Build Your Career in Big Data

Build Your Career in Big Data

Data Science

Data Science involves the application of advanced data mining techniques, statistics, methods, and algorithms from science and other fields to Big Data.

The goal is to realize business value from data: more targeted marketing, improved decision making, a better understanding of business trends, faster identification of new business opportunities, more timely response to customer needs, etc.

What Skills are Needed?

What are the key skills needed to be a good data scientist?

Data scientists usually have a Ph.D. in hard science, such as physics, applied math, bioinformatics, and computational chemistry/biology. Some do have master’s degrees supplemented by additional exposure to advanced algorithms and data analysis methods. Some may be computer science majors, with a focus on working with large data sets, machine learning, or analytic algorithms.

The key aspect is the application of machine learning, and statistical methods, and experience working with very large, heterogeneous, and “messy” data sets (big data). So data scientists need to be strong in these skills, including statistical analysis packages and languages such as SAS, R, MATLAB, etc.

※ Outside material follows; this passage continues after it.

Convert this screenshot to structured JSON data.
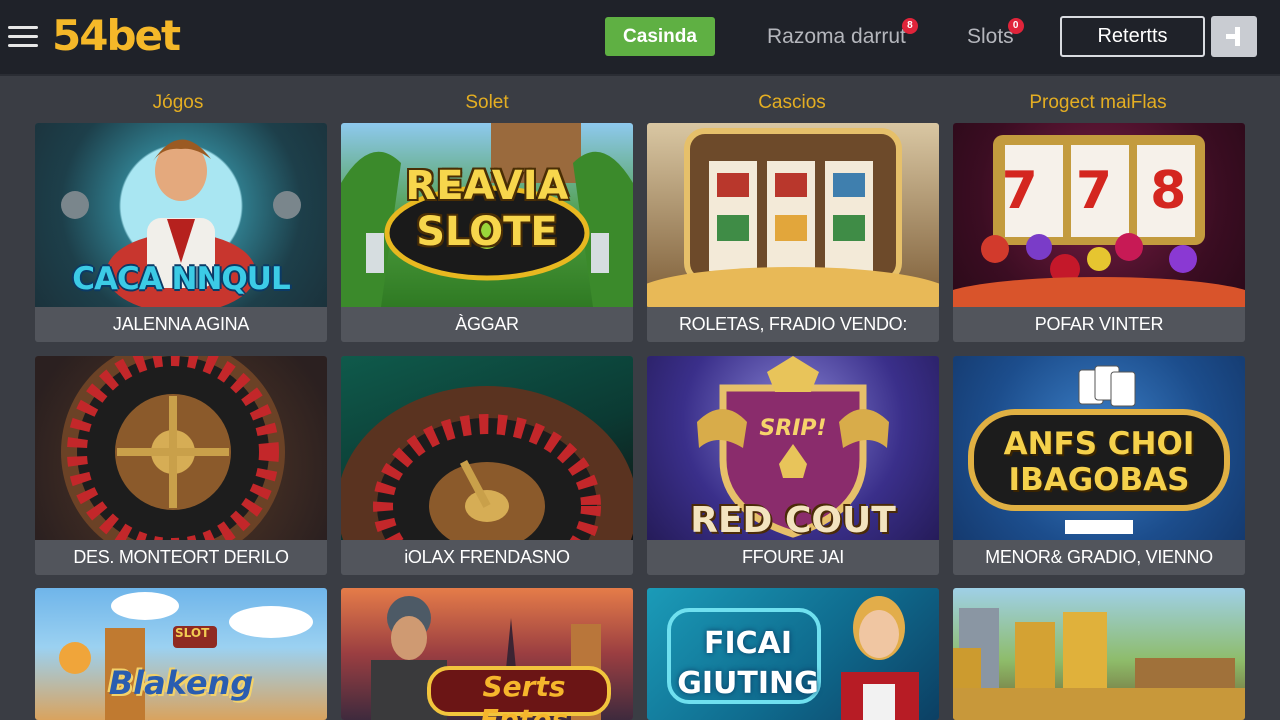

They also need to have programming abilities: this often includes Java, Python, and other scripting languages, as well as experience with various data management tools. Depending on the environment, this might mean traditional data warehouses (relational databases such as Oracle, Sybase, SQL Server; SQL querying, etc) or the newer distributed data platforms (Hadoop, Cassandra, Map Reduce, etc).

A good data scientist has a knack for deriving value from data – finding trends, and signals, and relating those to the business. They also need strong communication and teamwork skills: It is not enough just to be good at working with data technically. They have to be able to communicate findings and ideas from the data with non-technical members of the team, such as marketing people, product managers, and senior executives. Language skills should also not be a barrier.

Finally, it is critical to be able to be creative with data – this is needed to come up with new ways to analyze the data, and to think of innovative data products and data-based solutions to business needs.

Working in Data Science

Data scientists often work in small teams with other data scientists, data engineers (folks who have expertise in the “plumbing” aspects of data – the low-level infrastructure needed), as well as product managers, marketing managers, or other business people.

Data mining, like science, is both exploratory and ideas-driven at the same time. As with experimental and observational science, data scientists explore data to find signals and trends from which business conclusions can be drawn. But also as in theoretical science, they come up with ideas (theories) and hypotheses and test these using the data. Just like science, good data science follows the scientific method of incremental learning, testing & proof, to ultimately deliver business value (new product ideas, customer insights, data-driven decisions, etc).

This type of data analytics is not computer science, but it does involve a lot of computing. Data scientists do coding and use statistical software to analyze and work with large, complex data sets daily.